Join Rookery Bay National Estuarine Research Reserve as they host National Estuaries Day on September 26, 2015. This annual event includes boat tours, introduction to kayaking 30 minute trips, and stand up paddleboarding demonstrations on Henderson Creek. For kids of all ages, there will be a marine critter touch tank, live animal presentations, games and crafts, behind-the-scenes tours of the science labs, native plant walks, films, food and more. Don’t miss the featured presentation (9:30am-10:15am): Tales from the Coast: 30 Years of Adventures at Rookery Bay, by former reserve director, Gary Lytton
The Rookery Bay Estuarine Research Reserve started in 1964 when concerned citizens blocked the “Road to Nowhere” and started on the path to raising money and purchasing what is now 110,000 acres of pristine mangrove forests, upland hammocks and protected waters of Rookery Bay. Situated at the northern end of the Ten Thousand Island chain, Rookery Bay is one of few remaining undisturbed mangrove estuaries in North America, home to 150 species of birds and many threatened or endangered animals.
Whether your visit coincides with the annual National Estuaries Day or not, the next time you are at Marco Escapes, do plan a visit to this remarkable reserve.
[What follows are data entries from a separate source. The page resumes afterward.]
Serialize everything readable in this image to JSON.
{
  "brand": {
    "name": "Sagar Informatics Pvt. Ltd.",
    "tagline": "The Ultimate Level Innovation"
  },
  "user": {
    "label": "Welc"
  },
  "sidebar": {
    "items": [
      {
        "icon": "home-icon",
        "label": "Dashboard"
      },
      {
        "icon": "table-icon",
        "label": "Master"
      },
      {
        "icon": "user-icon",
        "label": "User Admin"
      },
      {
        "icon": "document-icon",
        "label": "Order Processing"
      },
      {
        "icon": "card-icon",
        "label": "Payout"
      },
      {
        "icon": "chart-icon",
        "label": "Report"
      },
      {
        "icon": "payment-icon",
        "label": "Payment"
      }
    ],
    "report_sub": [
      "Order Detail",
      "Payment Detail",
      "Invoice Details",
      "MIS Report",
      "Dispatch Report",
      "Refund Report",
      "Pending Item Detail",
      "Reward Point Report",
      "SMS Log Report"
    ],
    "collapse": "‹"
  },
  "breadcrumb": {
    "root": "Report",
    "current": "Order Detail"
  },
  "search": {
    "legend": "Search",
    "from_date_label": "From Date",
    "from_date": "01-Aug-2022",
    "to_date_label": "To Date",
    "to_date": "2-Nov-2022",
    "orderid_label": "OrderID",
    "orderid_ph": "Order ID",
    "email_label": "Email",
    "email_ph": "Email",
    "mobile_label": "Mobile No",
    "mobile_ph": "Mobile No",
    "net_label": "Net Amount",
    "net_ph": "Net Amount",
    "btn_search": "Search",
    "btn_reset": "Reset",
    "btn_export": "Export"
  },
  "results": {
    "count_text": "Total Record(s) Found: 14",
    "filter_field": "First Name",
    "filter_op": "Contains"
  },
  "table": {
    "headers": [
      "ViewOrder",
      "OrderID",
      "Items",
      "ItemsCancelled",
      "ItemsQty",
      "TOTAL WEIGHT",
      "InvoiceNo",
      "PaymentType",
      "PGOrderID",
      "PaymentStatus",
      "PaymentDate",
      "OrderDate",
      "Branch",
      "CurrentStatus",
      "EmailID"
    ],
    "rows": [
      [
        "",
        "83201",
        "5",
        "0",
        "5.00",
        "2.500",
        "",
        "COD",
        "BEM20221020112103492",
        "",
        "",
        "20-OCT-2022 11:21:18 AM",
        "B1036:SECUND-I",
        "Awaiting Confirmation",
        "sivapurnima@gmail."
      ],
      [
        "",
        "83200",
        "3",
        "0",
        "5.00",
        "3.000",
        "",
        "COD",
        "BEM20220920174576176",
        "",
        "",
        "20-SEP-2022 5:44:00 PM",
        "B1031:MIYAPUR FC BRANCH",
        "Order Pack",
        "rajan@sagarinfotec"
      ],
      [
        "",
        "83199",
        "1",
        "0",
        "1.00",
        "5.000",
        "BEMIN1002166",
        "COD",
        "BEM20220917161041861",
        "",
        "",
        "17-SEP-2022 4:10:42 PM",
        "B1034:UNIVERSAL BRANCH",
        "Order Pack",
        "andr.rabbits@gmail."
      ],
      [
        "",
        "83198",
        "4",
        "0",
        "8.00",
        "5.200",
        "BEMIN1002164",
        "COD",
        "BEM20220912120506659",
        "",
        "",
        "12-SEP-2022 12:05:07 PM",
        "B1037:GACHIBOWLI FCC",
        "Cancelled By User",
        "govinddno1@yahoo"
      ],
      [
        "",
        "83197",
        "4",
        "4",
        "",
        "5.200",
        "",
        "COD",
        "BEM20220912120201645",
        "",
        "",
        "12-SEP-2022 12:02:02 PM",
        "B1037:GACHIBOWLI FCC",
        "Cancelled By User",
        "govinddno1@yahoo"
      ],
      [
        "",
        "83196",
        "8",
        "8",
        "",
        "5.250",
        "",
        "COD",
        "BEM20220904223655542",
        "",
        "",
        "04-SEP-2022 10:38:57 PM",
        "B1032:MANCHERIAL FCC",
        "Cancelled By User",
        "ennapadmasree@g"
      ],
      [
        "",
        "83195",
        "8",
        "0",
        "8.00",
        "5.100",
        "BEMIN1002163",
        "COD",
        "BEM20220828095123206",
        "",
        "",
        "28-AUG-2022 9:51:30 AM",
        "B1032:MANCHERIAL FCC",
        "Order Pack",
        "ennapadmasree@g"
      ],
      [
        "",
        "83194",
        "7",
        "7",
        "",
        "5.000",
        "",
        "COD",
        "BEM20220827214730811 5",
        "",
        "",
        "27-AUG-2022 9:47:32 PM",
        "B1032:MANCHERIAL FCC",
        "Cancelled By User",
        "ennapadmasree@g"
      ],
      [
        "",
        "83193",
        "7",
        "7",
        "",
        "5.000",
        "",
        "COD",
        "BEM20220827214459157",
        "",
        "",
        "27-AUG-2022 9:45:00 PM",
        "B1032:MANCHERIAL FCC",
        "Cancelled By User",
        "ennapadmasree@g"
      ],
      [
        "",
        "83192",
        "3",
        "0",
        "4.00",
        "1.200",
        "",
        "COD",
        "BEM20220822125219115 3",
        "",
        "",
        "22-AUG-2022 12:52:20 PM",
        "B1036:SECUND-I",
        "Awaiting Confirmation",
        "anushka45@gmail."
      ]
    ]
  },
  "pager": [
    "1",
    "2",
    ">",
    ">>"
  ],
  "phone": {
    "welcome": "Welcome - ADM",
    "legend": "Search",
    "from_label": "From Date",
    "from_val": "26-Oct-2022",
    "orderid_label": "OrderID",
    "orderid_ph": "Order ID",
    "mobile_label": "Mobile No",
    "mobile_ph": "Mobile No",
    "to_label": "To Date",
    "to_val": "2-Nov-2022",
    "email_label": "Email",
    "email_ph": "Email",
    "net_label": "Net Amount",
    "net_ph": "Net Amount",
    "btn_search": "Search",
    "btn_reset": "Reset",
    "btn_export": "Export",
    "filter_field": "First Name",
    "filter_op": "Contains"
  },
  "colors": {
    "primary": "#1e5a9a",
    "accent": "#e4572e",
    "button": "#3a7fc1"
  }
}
Spend some quality time at the Environmental Learning Center, over 16,000 square feet offering four research laboratories, classrooms and a variety of hands on experiences including a 2300 gallon aquarium. Schedule a Naturalist Guided Tour, by boat or kayak, to take in the astounding beauty of the mangroves, learn about the area wildlife, and engage in memorable recreational activities. There are also lots of ways to explore on your own. Geocaching, with four caches placed in the reserve, give visitors the opportunity to go on a modern day treasure hunt. Nature trails, fishing and primitive camping are also available to those wanting to become ‘as one’ with the outdoors.